Name______Date ______Period______

Fahrenheit 451: Final Major Grade

For each topic, make notes of the points you’d like to discuss in class. Each topic should have multiple topics that you could contribute to the conversation. Each topic should include textual evidence and personal commentary. Each topic should include references to the book- quotes/paraphrased excerpts or page numbers.

  1. Montag comes to learn that "firemen are rarely necessary" because "the public itself stopped reading of its own accord." Bradbury wrote his novel in 1953: To what extent has his prophecy come true today?

Textual Evidence: / Personal Commentary:
  1. Clarisse describes a past that Montag has never known: one with front porches, gardens, and rocking chairs. What do these items have in common, and how might their removal have encouraged Montag's repressive society?

Textual Evidence: / Personal Commentary:
  1. "Don't look to be saved in any one thing, person, machine, or library," Faber tells Montag. "Do your own bit of saving, and if you drown, at least die knowing you were headed for shore." How good is this advice?

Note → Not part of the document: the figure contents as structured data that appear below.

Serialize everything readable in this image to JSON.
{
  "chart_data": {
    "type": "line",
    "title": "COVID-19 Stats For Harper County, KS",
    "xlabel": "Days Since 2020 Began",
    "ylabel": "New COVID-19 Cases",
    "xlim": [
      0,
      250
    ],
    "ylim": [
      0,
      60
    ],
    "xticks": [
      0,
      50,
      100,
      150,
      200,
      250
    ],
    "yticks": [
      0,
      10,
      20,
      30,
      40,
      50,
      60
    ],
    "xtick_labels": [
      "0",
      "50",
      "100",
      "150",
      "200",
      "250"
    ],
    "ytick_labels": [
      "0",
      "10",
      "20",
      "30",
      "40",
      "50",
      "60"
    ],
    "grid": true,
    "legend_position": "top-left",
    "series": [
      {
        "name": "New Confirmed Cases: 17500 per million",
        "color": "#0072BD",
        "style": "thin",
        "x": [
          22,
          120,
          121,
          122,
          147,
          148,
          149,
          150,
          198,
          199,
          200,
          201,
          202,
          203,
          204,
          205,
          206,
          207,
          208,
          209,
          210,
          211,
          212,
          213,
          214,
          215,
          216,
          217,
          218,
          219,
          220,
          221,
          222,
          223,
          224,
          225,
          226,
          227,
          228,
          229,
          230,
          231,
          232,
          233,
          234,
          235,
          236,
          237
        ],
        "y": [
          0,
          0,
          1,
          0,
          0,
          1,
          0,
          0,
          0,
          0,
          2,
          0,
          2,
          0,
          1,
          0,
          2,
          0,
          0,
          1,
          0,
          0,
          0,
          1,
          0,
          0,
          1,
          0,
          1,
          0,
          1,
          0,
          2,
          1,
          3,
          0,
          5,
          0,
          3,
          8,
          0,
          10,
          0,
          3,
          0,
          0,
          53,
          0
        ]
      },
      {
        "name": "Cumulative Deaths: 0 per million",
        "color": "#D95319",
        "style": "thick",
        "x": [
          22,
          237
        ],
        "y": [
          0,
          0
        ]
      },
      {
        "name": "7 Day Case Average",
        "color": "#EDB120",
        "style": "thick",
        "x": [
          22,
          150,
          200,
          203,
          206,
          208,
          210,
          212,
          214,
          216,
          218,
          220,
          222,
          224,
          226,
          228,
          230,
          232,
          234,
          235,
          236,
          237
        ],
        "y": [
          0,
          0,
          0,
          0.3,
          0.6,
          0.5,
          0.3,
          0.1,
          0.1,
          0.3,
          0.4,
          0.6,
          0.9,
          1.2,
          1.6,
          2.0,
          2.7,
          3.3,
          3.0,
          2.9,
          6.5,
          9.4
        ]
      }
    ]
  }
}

Textual Evidence: / Personal Commentary:
  1. It may surprise the reader to learn that Beatty is quite well read. How can Beatty's knowledge of and hatred for books be reconciled?

Textual Evidence: / Personal Commentary:
  1. How does the destruction of books lead to more happiness and equality, according to Beatty? Does his lecture to Montag on the rights of man sound like any rhetoric still employed today?

Textual Evidence: / Personal Commentary:
  1. Beatty tells Montag that firemen are "custodians of peace of mind" and that they stand against "those who want to make everyone unhappy with conflicting theory and thought." How well are the firemen accomplishing these objectives? Are conflicting ideas the only source of unhappiness in their society? What other sources might there be? Can conflicting ideas exist even without books that have been destroyed and outlawed?

Textual Evidence: / Personal Commentary:
  1. How plausible is the future envisioned in this novel? Specifically, do you think the author provides a convincing account of how censorship became so rampant in this society?

Textual Evidence: / Personal Commentary:
  1. Discuss Montag’s relationship with Mildred. Is this a typical marital relationship in their culture? Discuss the role of family in the characters’ lives, particularly in relation to the TV parlor “families” and their nature and function.

Textual Evidence: / Personal Commentary:
  1. Describe Clarisse’s effect on Montag and her function in the novel. How and why does she change him? Why does she vanish from the novel?

Textual Evidence: / Personal Commentary:
  1. What roles do Clarisse, the Unidentified Old Woman, Faber, and Beatty play in reeducating Guy Montag? How does each character influence Montag's change? How do these characters question his beliefs? How does he answer their questions?

Textual Evidence: / Personal Commentary:

Write two of your own discussion questions. These should broad topics that other students would be able to form “on the spot” commentary to contribute to a valuable conversation.